Notice the transition of Brooks’s subject from “the judge” to “you.” He’s shooting for a moment of recognition in the reader — an “oh yeah, I’ve felt that.” At the other end of the transition, the author slips in what is likely subconscious legerdemain: “The crucial question in evaluating a potential Supreme Court justice, therefore, is not whether she relies on empathy or emotion, but how she does so.” He’s made us sympathetic to the process and now applies it to his specific topic so as to slip right past the significance of evidence that’s already on the table, such as Sonia Sotomayor’s view of legal indefiniteness, her use of the language of identity politics, and President Obama’s view that “one of the roles of the courts is to protect people who don’t have a voice.”
Brooks’s column, in short, skirts the relevant questions. He states that “Sotomayor will be a good justice if she can empathize with the many types of people and actions involved in a case,” but he doesn’t engage in the debate over whether that looks likely to be the case. He restates the “crucial question” in such a way as to brush aside previous attempts at an answer.He ends the piece by hearkening back to wise conservatives of yore, with the implication being that those participating in the particular current debate on the potential Supreme Court justice are drifting from those roots.
It makes a cartoon of conservatives to presuppose that we don’t understand the limits of our humanity. If anything, conservatives focus on them and, as Brooks ought to know, construct our philosophies of governance around acknowledging them. In the case of the judiciary, we raise up the principle of objectivity — the rule of law — and encourage a system whereby the sides nominate judges who will strive to achieve that ideal, with some missing the mark to the left and some missing it to the right.

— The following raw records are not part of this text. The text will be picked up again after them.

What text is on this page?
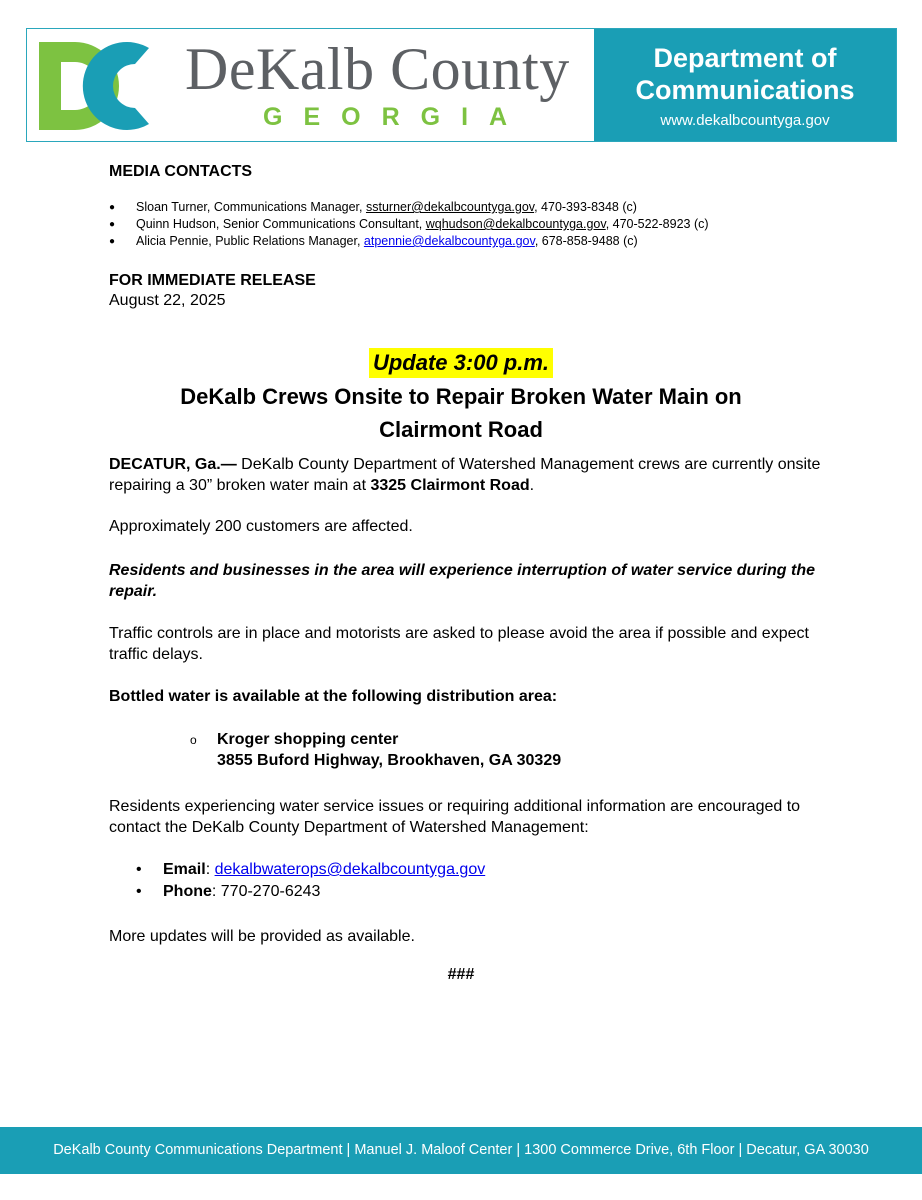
DeKalb County
GEORGIA
Department of
Communications
www.dekalbcountyga.gov
MEDIA CONTACTS
● Sloan Turner, Communications Manager, ssturner@dekalbcountyga.gov, 470-393-8348 (c)
● Quinn Hudson, Senior Communications Consultant, wqhudson@dekalbcountyga.gov, 470-522-8923 (c)
● Alicia Pennie, Public Relations Manager, atpennie@dekalbcountyga.gov, 678-858-9488 (c)
FOR IMMEDIATE RELEASE
August 22, 2025
Update 3:00 p.m.
DeKalb Crews Onsite to Repair Broken Water Main on
Clairmont Road
DECATUR, Ga.— DeKalb County Department of Watershed Management crews are currently onsite repairing a 30” broken water main at 3325 Clairmont Road.
Approximately 200 customers are affected.
Residents and businesses in the area will experience interruption of water service during the repair.
Traffic controls are in place and motorists are asked to please avoid the area if possible and expect traffic delays.
Bottled water is available at the following distribution area:
o	Kroger shopping center
3855 Buford Highway, Brookhaven, GA 30329
Residents experiencing water service issues or requiring additional information are encouraged to contact the DeKalb County Department of Watershed Management:
• Email: dekalbwaterops@dekalbcountyga.gov
• Phone: 770-270-6243
More updates will be provided as available.
###
DeKalb County Communications Department | Manuel J. Maloof Center | 1300 Commerce Drive, 6th Floor | Decatur, GA 30030
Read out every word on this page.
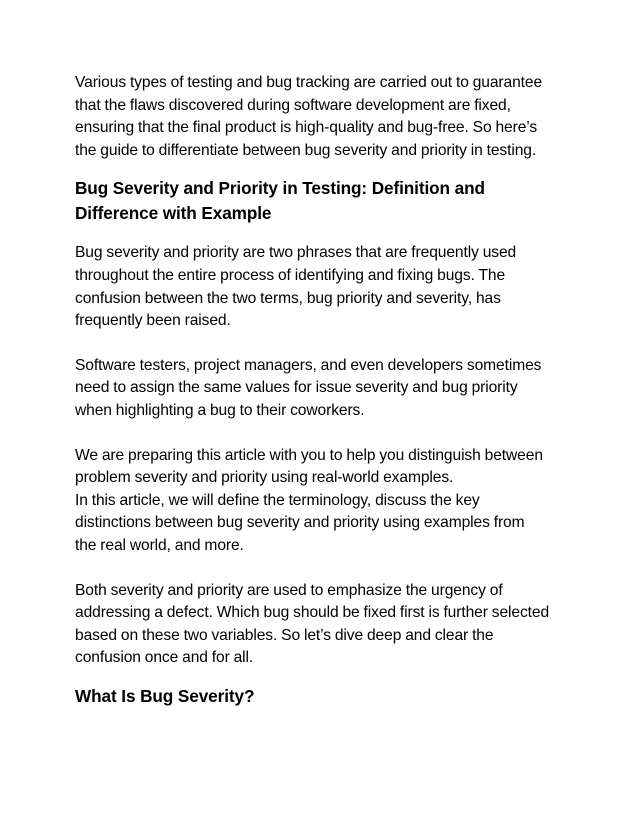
Various types of testing and bug tracking are carried out to guarantee
that the flaws discovered during software development are fixed,
ensuring that the final product is high-quality and bug-free. So here’s
the guide to differentiate between bug severity and priority in testing.

Bug Severity and Priority in Testing: Definition and
Difference with Example

Bug severity and priority are two phrases that are frequently used
throughout the entire process of identifying and fixing bugs. The
confusion between the two terms, bug priority and severity, has
frequently been raised.

Software testers, project managers, and even developers sometimes
need to assign the same values for issue severity and bug priority
when highlighting a bug to their coworkers.

We are preparing this article with you to help you distinguish between
problem severity and priority using real-world examples.
In this article, we will define the terminology, discuss the key
distinctions between bug severity and priority using examples from
the real world, and more.

Both severity and priority are used to emphasize the urgency of
addressing a defect. Which bug should be fixed first is further selected
based on these two variables. So let’s dive deep and clear the
confusion once and for all.

What Is Bug Severity?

In the hands of “moderates,” such strategies skew by virtue of their presentation. Aesthetically, modern “centrists” lean toward liberalism and so will tend to construct their obvious, nice-sounding abstractions in such a way as to elide the left’s extremism while making the right’s mainstream seem dogged and extreme. The end result is an expression of the truism that perfect balance and compromise is not realistic, which ultimately cedes to the liberal argument that factors outside of our shared system — be it legal, political, or social — ought to predominate.